Potato stew with minced meat and tomato passata

I strongly advise you to add sun-dried tomatoes to this stew, they will give a bright shade to this hearty winter stew.

Ingredients

Servings 5
  • 350 g ground beef (or whatever you like)
  • 1 red pepper
  • 1-2 bulbs
  • 3 garlic cloves
  • 8 pcs. potatoes
  • 15 sun-dried tomatoes
  • 400 ml stock
  • 500 ml prepared tomato passata (I use MUTTI)
  • dried thyme
  • Bay leaf
  • sugar (to taste)
  • pepper, salt (to taste)
  • 2 tbsp. l. butter

Cooking

Step 1

Mince fry for 1 tbsp. l. butter and transfer to a bowl. Onion and pepper cut into cubes, sun-dried tomatoes into strips, then fry everything in the remaining butter and combine with meat.

Step 2

Pour the broth over everything, add the passata and the garlic passed through the crusher.

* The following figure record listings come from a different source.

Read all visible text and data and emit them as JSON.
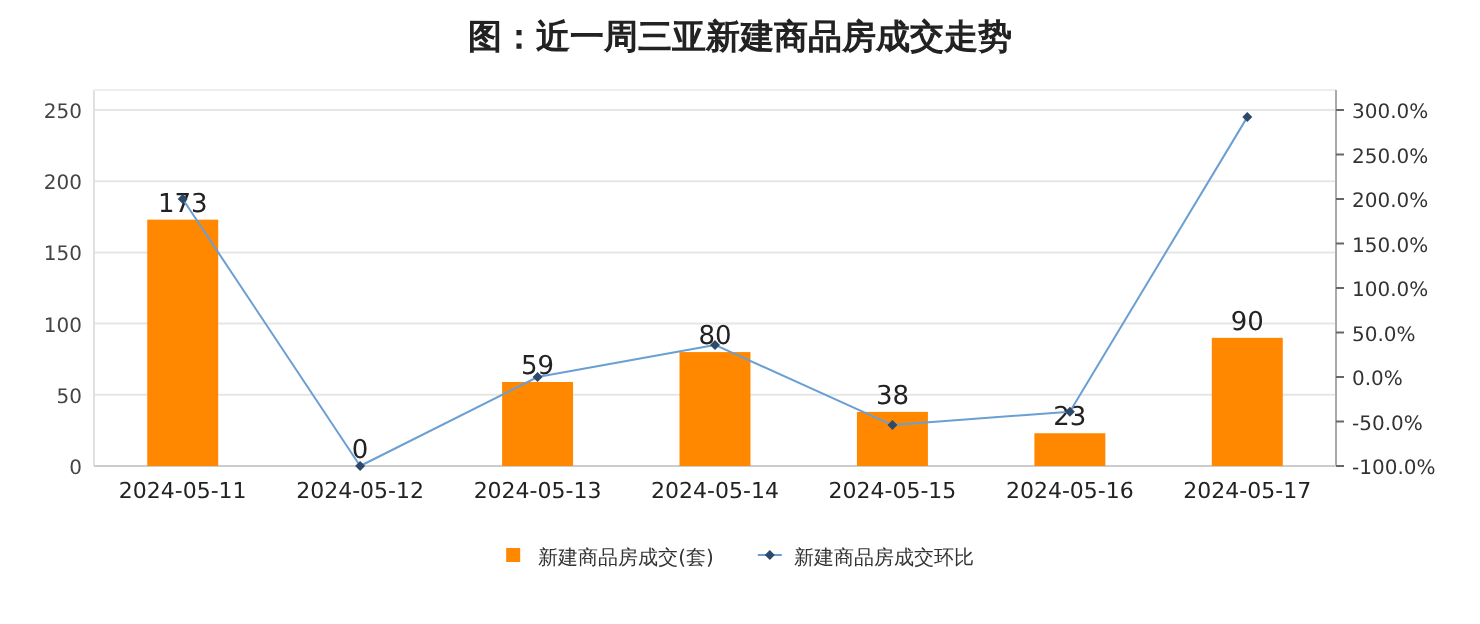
{
  "chart_data": {
    "type": "bar",
    "title": "图：近一周三亚新建商品房成交走势",
    "categories": [
      "2024-05-11",
      "2024-05-12",
      "2024-05-13",
      "2024-05-14",
      "2024-05-15",
      "2024-05-16",
      "2024-05-17"
    ],
    "series": [
      {
        "name": "新建商品房成交(套)",
        "color": "#ff8800",
        "values": [
          173,
          0,
          59,
          80,
          38,
          23,
          90
        ],
        "value_labels": [
          "173",
          "0",
          "59",
          "80",
          "38",
          "23",
          "90"
        ]
      },
      {
        "name": "新建商品房成交环比",
        "type": "line",
        "axis": "y2",
        "color": "#6a9fd4",
        "marker": "diamond",
        "values": [
          200,
          -100,
          0,
          36,
          -54,
          -39,
          292
        ]
      }
    ],
    "ylim": [
      0,
      250
    ],
    "yticks": [
      0,
      50,
      100,
      150,
      200,
      250
    ],
    "y2lim": [
      -100,
      300
    ],
    "y2ticks": [
      {
        "value": -100,
        "label": "-100.0%"
      },
      {
        "value": -50,
        "label": "-50.0%"
      },
      {
        "value": 0,
        "label": "0.0%"
      },
      {
        "value": 50,
        "label": "50.0%"
      },
      {
        "value": 100,
        "label": "100.0%"
      },
      {
        "value": 150,
        "label": "150.0%"
      },
      {
        "value": 200,
        "label": "200.0%"
      },
      {
        "value": 250,
        "label": "250.0%"
      },
      {
        "value": 300,
        "label": "300.0%"
      }
    ],
    "grid": "y",
    "legend": "bottom"
  }
}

Stir, bring to a boil, reduce heat.

Step 3

Add bay leaf, thyme to taste and 1 tsp. or more sugar to balance the acidity in the passat. Add salt and pepper.

Step 4

Simmer for 5 minutes. Put the diced potatoes to the meat, cover and simmer, stirring, for about 20-30 minutes until tender (potatoes take a long time to cook in an acidic environment). If you want a thicker sauce, remove the lid and cook without it for a while.